Hi everyone. New to this forum. I recently acquired a 46 sc. No history on it just didn't want to see it going to scrap yard. It's converted to 12v so any help on 2 questions would help. It has the magneto still so is this positive ground or negative ground. Second I did hook a battery to it hoping it is negative ground and tarter will not crank either with electric start or hand crank. The fan turns, should I try jumping the starter and see if it will crank. Checked 100 times it is in neutral.any info is greatly appreciated


----------



## BigT (Sep 15, 2014)

Welcome to the tractor forum Holmestree.

A 12v conversion is normally negative ground. Many years ago, my father had a late 40's Case DC, and it did not have a transmission neutral safety switch. 

When you say it "will not crank either with electric start or hand crank", does this mean the engine is frozen?
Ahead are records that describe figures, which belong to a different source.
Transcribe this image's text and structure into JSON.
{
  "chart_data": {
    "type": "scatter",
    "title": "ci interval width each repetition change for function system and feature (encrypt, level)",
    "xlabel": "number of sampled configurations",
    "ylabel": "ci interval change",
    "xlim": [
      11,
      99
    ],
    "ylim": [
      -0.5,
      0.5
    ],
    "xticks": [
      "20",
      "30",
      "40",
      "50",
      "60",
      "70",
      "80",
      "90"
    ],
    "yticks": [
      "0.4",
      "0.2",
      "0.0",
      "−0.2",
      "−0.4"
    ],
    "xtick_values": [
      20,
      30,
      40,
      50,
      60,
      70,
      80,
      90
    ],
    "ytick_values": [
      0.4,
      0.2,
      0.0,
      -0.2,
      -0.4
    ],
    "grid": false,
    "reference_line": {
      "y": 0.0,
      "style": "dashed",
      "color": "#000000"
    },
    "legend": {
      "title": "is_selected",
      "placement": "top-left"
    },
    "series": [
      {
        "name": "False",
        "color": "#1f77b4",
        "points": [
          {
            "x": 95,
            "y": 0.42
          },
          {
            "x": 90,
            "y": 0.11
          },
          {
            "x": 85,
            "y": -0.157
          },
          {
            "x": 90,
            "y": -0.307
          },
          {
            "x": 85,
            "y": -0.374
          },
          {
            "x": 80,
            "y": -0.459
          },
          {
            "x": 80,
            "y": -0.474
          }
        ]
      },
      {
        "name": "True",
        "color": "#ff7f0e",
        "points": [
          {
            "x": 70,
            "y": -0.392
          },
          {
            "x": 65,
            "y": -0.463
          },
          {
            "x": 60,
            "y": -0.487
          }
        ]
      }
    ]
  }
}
The fan turns, but does the crankshaft turn as well?

The simple thing to do is to tow start it.


----------



## RC Wells (Dec 26, 2008)

The Case SC was originally a positive ground battery system, as were nearly all the older tractors. Positive or negative ground makes no difference to the magneto, as it is fully self-contained and generates its own electrical charge.

I would remove the starter and be absolutely certain that the bendix drive has not engaged the starter pinion with the flywheel and frozen in place before you attempt to pull start the tractor. You do not want to strip the flywheel.

Case used oil dampened clutches on these tractors, so be cautious when you attempt to pull it and make absolutely certain that the engine crankshaft will turn over by hand when the spark plugs are removed. If the engine is frozen you can create a significant amount of damage by attempting to tow start the tractor.

If the engine is frozen from rust, you can take your time and usually free them up with the liberal use of penetrating oil and patience.

If you want a PDF advertising flyer on that tractor, shoot me a PM and your email and I will send it along.


----------



## Holmestree (Feb 5, 2016)

Yes big t actually I checked some connections last night. Motor turns over fine and starter is partially working. Will try tonight taking it apart and cleaning it. It has sat for 2 years, first thing I even did was soaked cylinders before anything for a few days just to make sure. Cars from the 60's I know tractors are new to me  thanks


----------



## Holmestree (Feb 5, 2016)

Rc wells, thanks for the info . Motor is nice and free had decided to already soak it before I started anything to be safe( had to do that on my car) cleaned some connections now starter is trying but I think I'll pull it tonight and give it a good cleaning as it's been sitting about 2 years outside. . It's a place to start any ways. I think I may have the advertising flyer already but I will shoot you a pm thanks


----------